II. Zulässigkeit des als (außerordentlicher) Revisionsrekurs zu behandelnden „Rekurses“

[8] 1. Das Rechtsmittel ist mangels Aufzeigens einer Rechtsfrage der Qualität des § 62 Abs 1 AußStrG nicht zulässig.

[9] 2. Die Rechtsmittelwerber bekämpfen die Rechtsansicht des Rekursgerichts, die Gerichtsstandsvereinbarung sei von den „betroffenen Parteien“ iSd Art 5 EuErbVO abgeschlossen worden, nicht, sondern legen diese ihren Rechtsmittelausführungen zu Grunde. Auf diese Rechtsfrage ist daher vom Obersten Gerichtshof bereits deshalb nicht einzugehen (RS0043352 [T26]; Schramm in Gitschthaler/Höllwerth , AußStrG I² § 66 Rz 32).

[10] 3. Die von den Rechtsmittelwerberinnen behauptete Aufhebung der Gerichtsstandsvereinbarung hat das Rekursgericht nach deutschem Recht geprüft. Gegen die dieses Ergebnis tragende Begründung führt der Revisionsrekurs im Wesentlichen lediglich aus, es sei nicht ersichtlich, weshalb die prozessuale Seite der Gerichtsstandsvereinbarung dazu führe, deren Aufhebung nach deutschem und nicht etwa österreichischem Recht zu beurteilen, seien doch sowohl in Österreich als auch Deutschland Verfahrensschritte erfolgt. Diese Ausführungen beschränken sich damit aber im Ergebnis auf die Behauptung, das Rekursgericht habe die Rechtsfrage unrichtig gelöst, ohne die Gründe dafür darzulegen. Der bloße Hinweis auf faktisch bereits erfolgte Verfahrensschritte auch in Österreich liefert kein rechtliches Argument dafür, weshalb zur Beurteilung der Aufhebung der Gerichtsstandsvereinbarung nicht das Recht des forum prorogatum maßgeblich sein soll. Damit liegt aber keine gesetzmäßig ausgeführte Rechtsrüge vor, die eine Überprüfung der Rechtsansicht des Rekursgerichts, die Aufhebung der Gerichtsstandsvereinbarung sei im konkreten Fall nach deutschem Recht zu beurteilen, ermöglichte (RS0043654 [T15]).

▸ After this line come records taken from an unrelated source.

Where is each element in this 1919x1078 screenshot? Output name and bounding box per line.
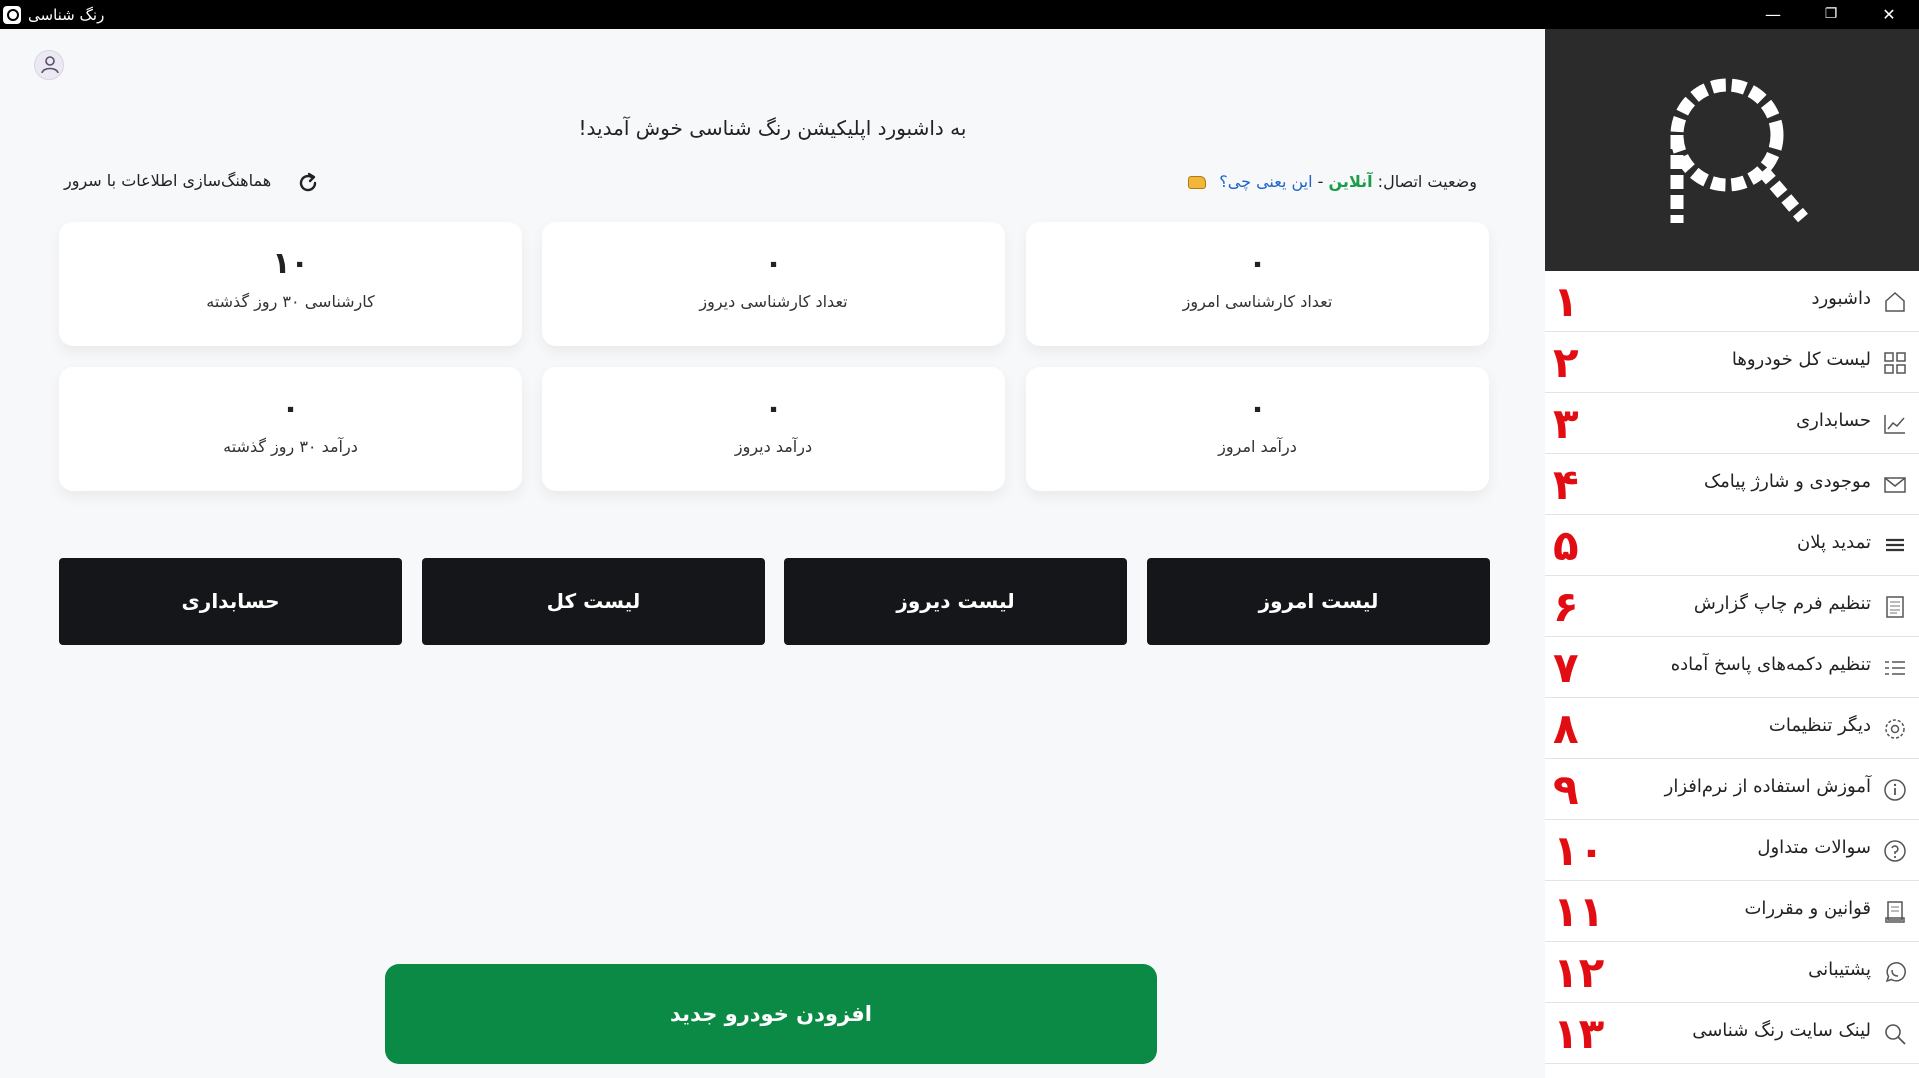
- sidebar-item-label: حسابداری: [1796, 410, 1871, 431]
- item-number: ۴: [1553, 460, 1579, 509]
- title-bar: رنگ شناسی — ❐ ✕: [0, 0, 1919, 29]
- sidebar-item-renew-plan[interactable]: ۵ تمدید پلان: [1545, 515, 1919, 576]
- add-car-button[interactable]: افزودن خودرو جدید: [385, 964, 1157, 1064]
- sync-label[interactable]: هماهنگ‌سازی اطلاعات با سرور: [64, 171, 271, 190]
- home-icon: [1885, 291, 1905, 312]
- card-value: ۰: [1248, 246, 1267, 281]
- sidebar-item-faq[interactable]: ۱۰ سوالات متداول: [1545, 820, 1919, 881]
- close-button[interactable]: ✕: [1860, 0, 1918, 29]
- document-icon: [1886, 596, 1904, 618]
- item-number: ۱۲: [1553, 948, 1605, 997]
- logo-magnifier-icon: [1670, 78, 1808, 223]
- sidebar-item-rules[interactable]: ۱۱ قوانین و مقررات: [1545, 881, 1919, 942]
- app-icon: [3, 6, 21, 24]
- card-value: ۰: [764, 246, 783, 281]
- rules-icon: [1885, 901, 1905, 923]
- item-number: ۱۰: [1553, 826, 1605, 875]
- card-today-inspections: ۰ تعداد کارشناسی امروز: [1026, 222, 1489, 346]
- full-list-button[interactable]: لیست کل: [422, 558, 765, 645]
- yesterday-list-button[interactable]: لیست دیروز: [784, 558, 1127, 645]
- window-title: رنگ شناسی: [28, 6, 105, 24]
- user-avatar[interactable]: [34, 50, 64, 80]
- item-number: ۱۱: [1553, 887, 1605, 936]
- restore-button[interactable]: ❐: [1802, 0, 1860, 29]
- sidebar-item-all-cars[interactable]: ۲ لیست کل خودروها: [1545, 332, 1919, 393]
- card-value: ۰: [281, 391, 300, 426]
- item-number: ۲: [1553, 338, 1579, 387]
- list-icon: [1886, 538, 1904, 552]
- card-value: ۱۰: [272, 246, 309, 281]
- sidebar-item-label: لینک سایت رنگ شناسی: [1692, 1020, 1871, 1041]
- sidebar-item-website-link[interactable]: ۱۳ لینک سایت رنگ شناسی: [1545, 1003, 1919, 1064]
- sidebar-item-dashboard[interactable]: ۱ داشبورد: [1545, 271, 1919, 332]
- item-number: ۶: [1553, 582, 1579, 631]
- card-value: ۰: [764, 391, 783, 426]
- sidebar-item-label: داشبورد: [1811, 288, 1871, 309]
- card-label: تعداد کارشناسی امروز: [1182, 292, 1333, 311]
- sidebar-item-label: لیست کل خودروها: [1731, 349, 1871, 370]
- card-label: تعداد کارشناسی دیروز: [699, 292, 848, 311]
- sidebar-item-quick-replies[interactable]: ۷ تنظیم دکمه‌های پاسخ آماده: [1545, 637, 1919, 698]
- sidebar-item-print-form[interactable]: ۶ تنظیم فرم چاپ گزارش: [1545, 576, 1919, 637]
- welcome-heading: به داشبورد اپلیکیشن رنگ شناسی خوش آمدید!: [578, 116, 967, 140]
- sidebar-item-label: قوانین و مقررات: [1744, 898, 1871, 919]
- sidebar-item-label: تنظیم فرم چاپ گزارش: [1693, 593, 1871, 614]
- status-separator: -: [1312, 172, 1324, 191]
- status-help-link[interactable]: این یعنی چی؟: [1219, 172, 1312, 191]
- whatsapp-icon: [1885, 962, 1906, 983]
- sidebar-item-label: تمدید پلان: [1796, 532, 1871, 553]
- card-value: ۰: [1248, 391, 1267, 426]
- card-today-income: ۰ درآمد امروز: [1026, 367, 1489, 491]
- status-prefix: وضعیت اتصال:: [1377, 172, 1477, 191]
- sidebar-item-accounting[interactable]: ۳ حسابداری: [1545, 393, 1919, 454]
- info-icon: [1884, 779, 1906, 801]
- chart-icon: [1884, 415, 1905, 434]
- sidebar-item-label: موجودی و شارژ پیامک: [1704, 471, 1871, 492]
- minimize-button[interactable]: —: [1744, 0, 1802, 29]
- item-number: ۱۳: [1553, 1009, 1605, 1058]
- card-label: کارشناسی ۳۰ روز گذشته: [206, 292, 375, 311]
- sidebar-item-label: دیگر تنظیمات: [1768, 715, 1871, 736]
- card-yesterday-inspections: ۰ تعداد کارشناسی دیروز: [542, 222, 1005, 346]
- sidebar-item-label: سوالات متداول: [1757, 837, 1871, 858]
- gear-icon: [1885, 719, 1905, 739]
- sidebar-item-label: آموزش استفاده از نرم‌افزار: [1664, 776, 1871, 797]
- sidebar-item-sms-credit[interactable]: ۴ موجودی و شارژ پیامک: [1545, 454, 1919, 515]
- user-icon: [41, 56, 59, 74]
- today-list-button[interactable]: لیست امروز: [1147, 558, 1490, 645]
- grid-icon: [1884, 352, 1906, 374]
- refresh-icon[interactable]: [296, 171, 320, 195]
- sidebar: ۱ داشبورد ۲ لیست کل خودروها ۳ حسابداری ۴…: [1545, 29, 1919, 1078]
- pointing-hand-icon: [1188, 176, 1207, 189]
- item-number: ۱: [1553, 277, 1579, 326]
- connection-status: وضعیت اتصال: آنلاین - این یعنی چی؟: [1188, 172, 1477, 191]
- app-logo: [1545, 29, 1919, 271]
- sidebar-item-support[interactable]: ۱۲ پشتیبانی: [1545, 942, 1919, 1003]
- question-icon: [1884, 840, 1906, 862]
- card-30day-inspections: ۱۰ کارشناسی ۳۰ روز گذشته: [59, 222, 522, 346]
- card-label: درآمد دیروز: [734, 437, 813, 456]
- card-30day-income: ۰ درآمد ۳۰ روز گذشته: [59, 367, 522, 491]
- item-number: ۹: [1553, 765, 1579, 814]
- accounting-button[interactable]: حسابداری: [59, 558, 402, 645]
- item-number: ۷: [1553, 643, 1579, 692]
- item-number: ۸: [1553, 704, 1579, 753]
- main-content: به داشبورد اپلیکیشن رنگ شناسی خوش آمدید!…: [0, 29, 1540, 1078]
- checklist-icon: [1885, 661, 1905, 675]
- card-label: درآمد امروز: [1218, 437, 1297, 456]
- item-number: ۵: [1553, 521, 1579, 570]
- card-label: درآمد ۳۰ روز گذشته: [223, 437, 358, 456]
- search-icon: [1885, 1024, 1906, 1045]
- item-number: ۳: [1553, 399, 1579, 448]
- sidebar-item-label: تنظیم دکمه‌های پاسخ آماده: [1670, 654, 1871, 675]
- sidebar-item-label: پشتیبانی: [1808, 959, 1871, 980]
- sidebar-item-other-settings[interactable]: ۸ دیگر تنظیمات: [1545, 698, 1919, 759]
- sidebar-item-tutorial[interactable]: ۹ آموزش استفاده از نرم‌افزار: [1545, 759, 1919, 820]
- mail-icon: [1884, 477, 1906, 493]
- card-yesterday-income: ۰ درآمد دیروز: [542, 367, 1005, 491]
- status-online: آنلاین: [1328, 172, 1373, 191]
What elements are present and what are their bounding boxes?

[11] 4. Soweit der Revisionsrekurs behauptet, das Rekursgericht habe keine eigenständige Prüfung anhand der deutschen Rechtslage vorgenommen, trifft dies nicht zu. Vielmehr erachtete dieses die Rechtslage anhand der Auskünfte des deutschen Amtsgerichts für ausreichend geklärt und schloss sich dessen Rechtsansicht, eine Aufhebung der Gerichtsstandsvereinbarung sei nicht (mehr) möglich gewesen, an. Dass eine weitergehende Ermittlung deutschen Rechts zu einem anderen, für sie günstigeren Ergebnis geführt hätte und daher insoweit ein entscheidungserheblicher Verfahrensmangel besonderer Art vorläge, behaupten die Revisionsrekurswerberinnen aber nicht einmal (8 Ob 133/18v; vgl auch RS0040045 [T5]).

[12] 5. Insgesamt wird daher keine entscheidungserhebliche Rechtsfrage der Qualität des § 62 Abs 1 AußStrG geltend gemacht, sodass der Revisionsrekurs zurückzuweisen war.